There are three types of distracted driving-- Visual (taking your eyes off the road), Manual (removing your hands from the wheel), and Cognitive (taking your mind off of what you're doing). As texting while driving fits into all three of these categories, it is considered to be one of the riskiest behaviors a driver can take part in. According to studies performed by the University of Utah, a driver who is drunk or talking on the phone is four times more likely to cause an accident, whereas a driver who is texting is eight times more likely to cause an accident.
Considering that some states have specific laws regarding distracted driving that may include using cell phones (talking and/or texting), currently there are 4 states that have no laws whatsoever prohibiting texting while driving-- Florida, Montana, Ohio, and South Dakota. That may be about to change soon, however, as Florida currently has 4 distracted driving legislative bills set to be voted on in 2012 (Senate Bill 416, House Bill 299, HB 187, and HB 39). The Florida Highway Patrol has decided to take on the issue of texting while driving another way, however-- instead of making punishment the primary means of convincing people not to text while driving, they have teamed up with Verizon Wireless to create the "Danger Thumbs" campaign, traveling to various high schools to educate students on the dangers of doing so.
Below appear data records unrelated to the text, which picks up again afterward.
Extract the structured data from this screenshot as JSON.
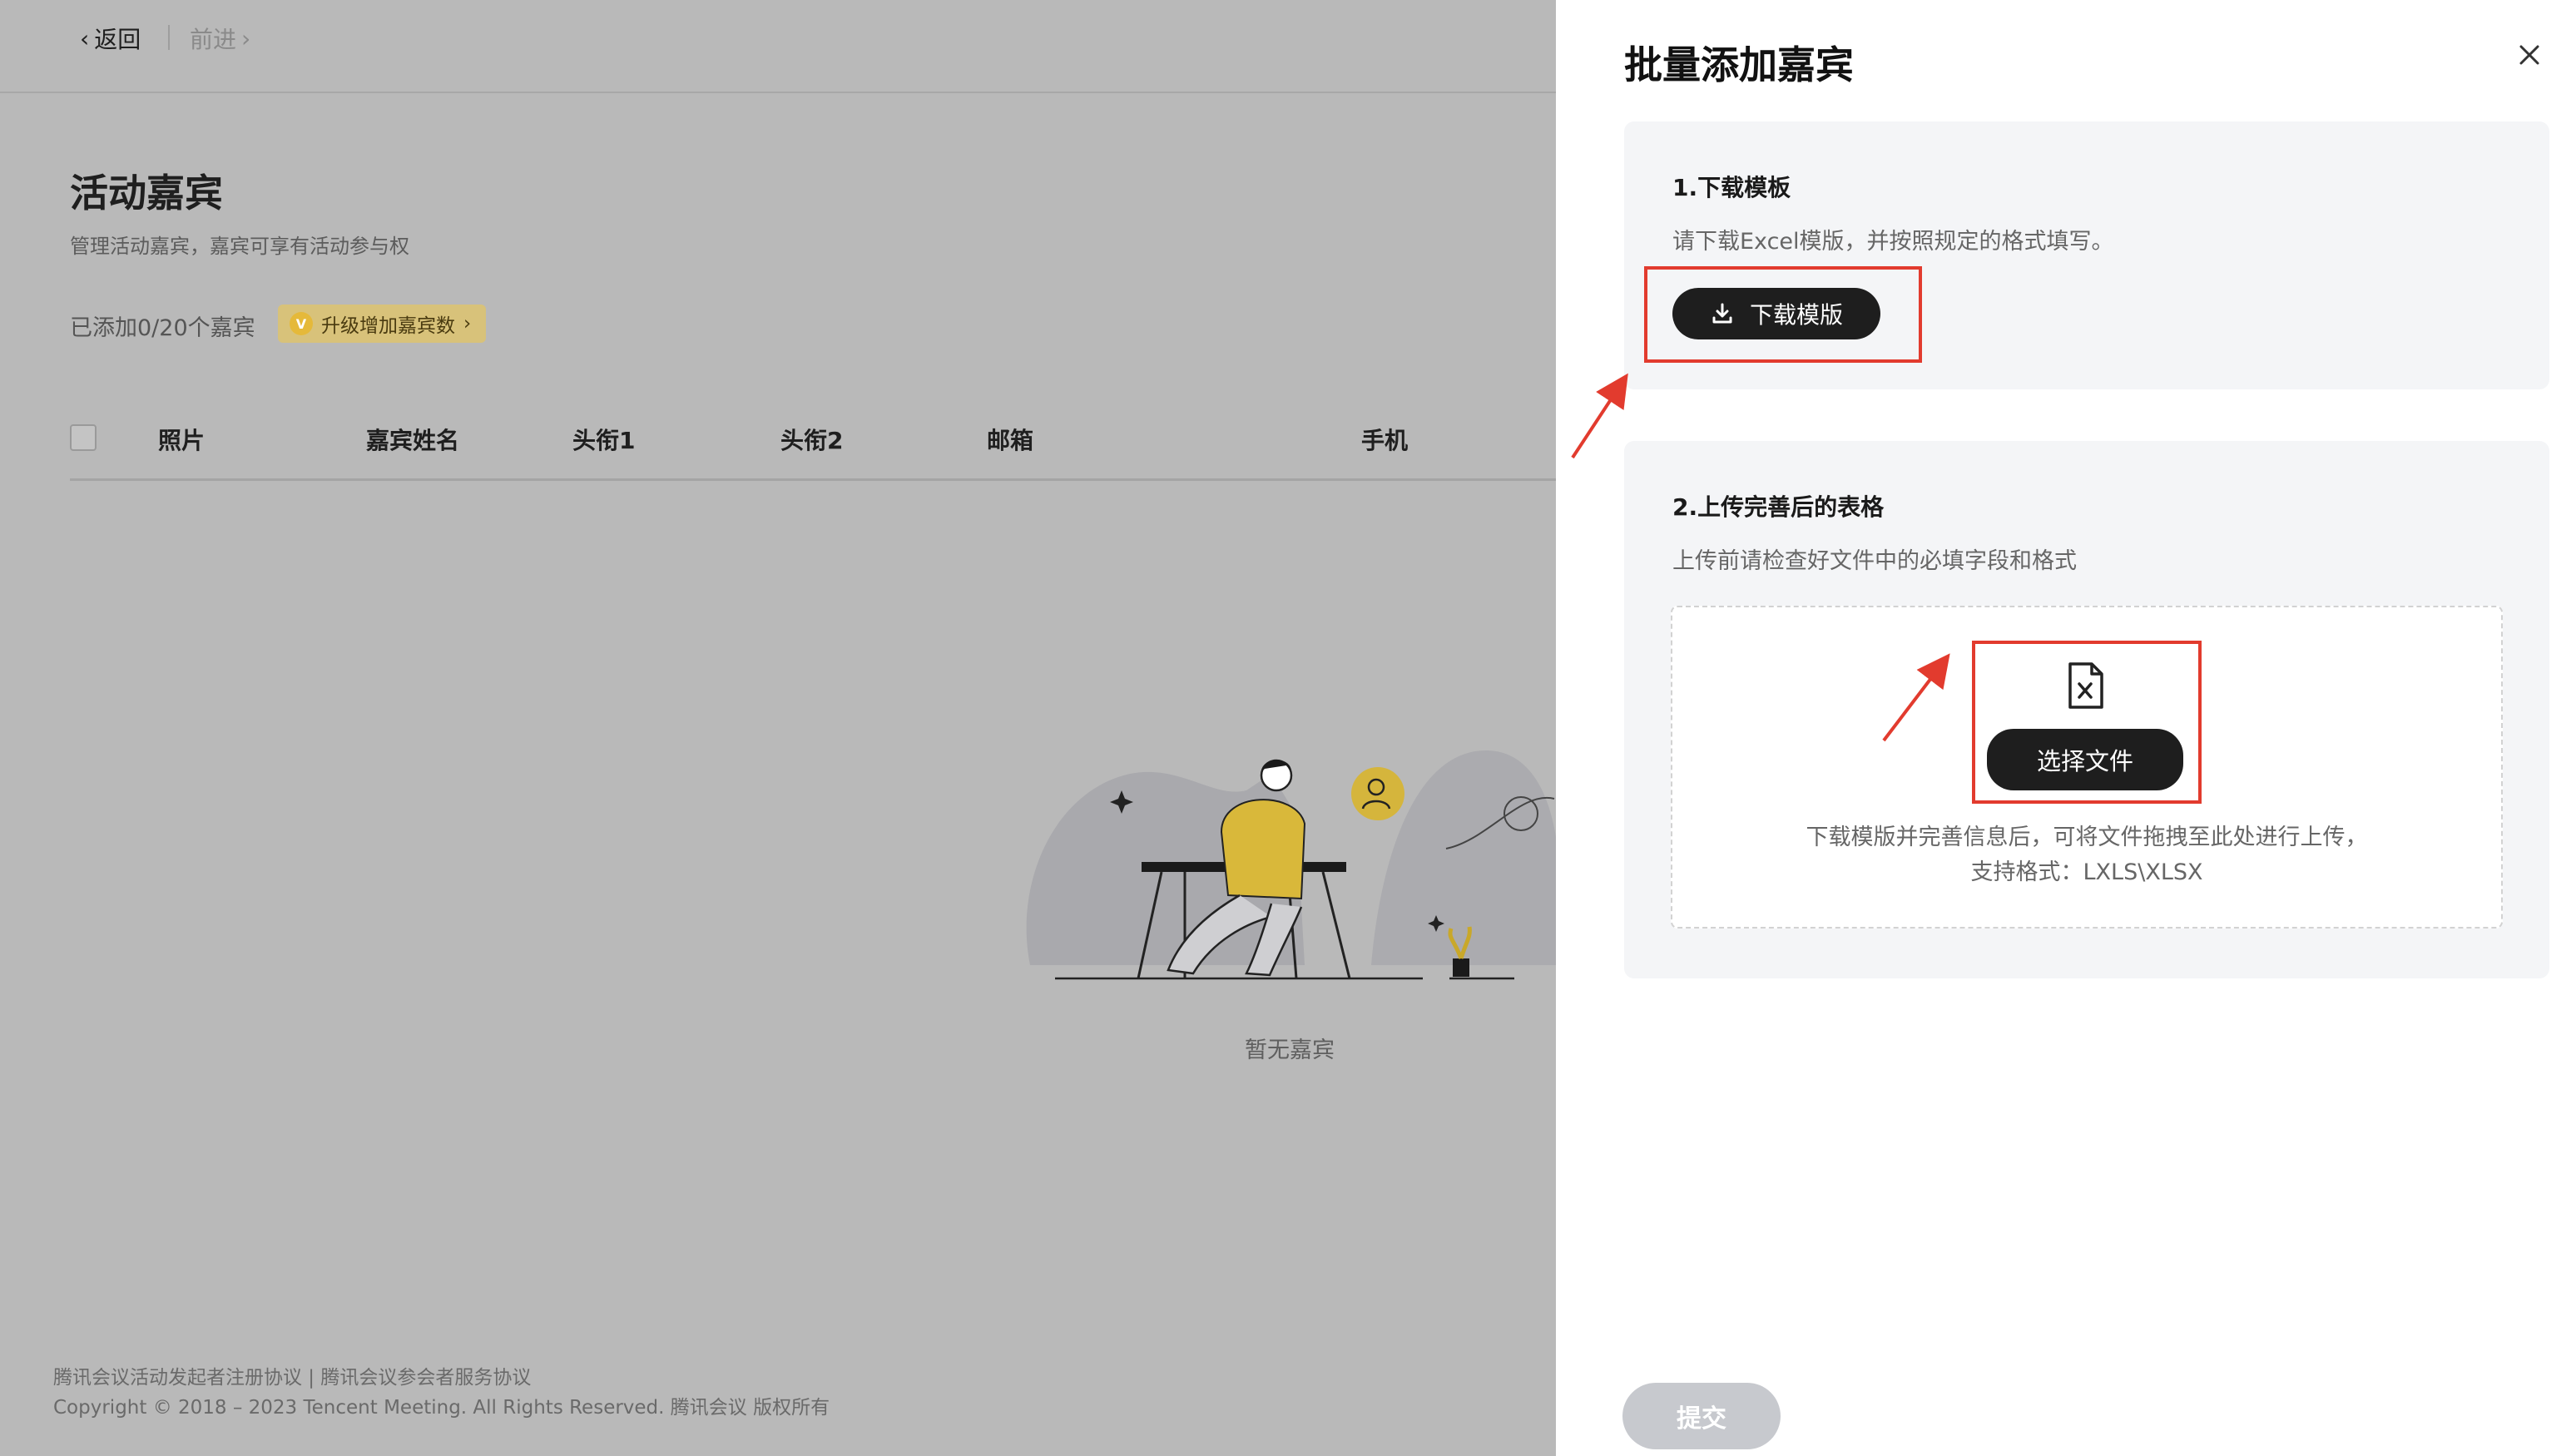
{
  "nav": {
    "back_label": "返回",
    "forward_label": "前进"
  },
  "page": {
    "title": "活动嘉宾",
    "subtitle": "管理活动嘉宾，嘉宾可享有活动参与权",
    "count_text": "已添加0/20个嘉宾",
    "upgrade_label": "升级增加嘉宾数",
    "upgrade_badge_letter": "V"
  },
  "table": {
    "columns": [
      "照片",
      "嘉宾姓名",
      "头衔1",
      "头衔2",
      "邮箱",
      "手机"
    ],
    "empty_text": "暂无嘉宾"
  },
  "footer": {
    "links": "腾讯会议活动发起者注册协议 | 腾讯会议参会者服务协议",
    "copyright": "Copyright © 2018 – 2023 Tencent Meeting. All Rights Reserved. 腾讯会议 版权所有"
  },
  "drawer": {
    "title": "批量添加嘉宾",
    "step1": {
      "title": "1.下载模板",
      "desc": "请下载Excel模版，并按照规定的格式填写。",
      "button_label": "下载模版"
    },
    "step2": {
      "title": "2.上传完善后的表格",
      "desc": "上传前请检查好文件中的必填字段和格式",
      "button_label": "选择文件",
      "hint_line1": "下载模版并完善信息后，可将文件拖拽至此处进行上传，",
      "hint_line2": "支持格式：LXLS\\XLSX"
    },
    "submit_label": "提交"
  },
  "colors": {
    "overlay_bg": "#b9b9b9",
    "accent_dark": "#1e1e1e",
    "highlight_red": "#e23b2e",
    "upgrade_gold": "#d8c27a",
    "submit_disabled": "#c7c9ce"
  },
  "icons": [
    "chevron-left-icon",
    "chevron-right-icon",
    "vip-icon",
    "download-icon",
    "excel-file-icon",
    "close-icon"
  ]
}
Their approach is appropriate, considering that in 2009, according to a survery taken by the National Highway Traffic Safety Administration, more drivers in southern states were observed using cell phones while driving (1.0 percent), than in the other parts of the country-- 0.2 percent in the Midwest, and 0.5 percent in the West).
The next time you're driving down Barclay Avenue, Suncoast Parkway, or I-75, before you pick up your phone to text, consider the ramifications. Taking your eyes off of the road for those extra 4.6 seconds may not seem like such a long time, but it could mean forever-- not just for yourself or your passenger, but for the 89 percent of people involved in fatal crashes who were reportedly not texting while they were driving.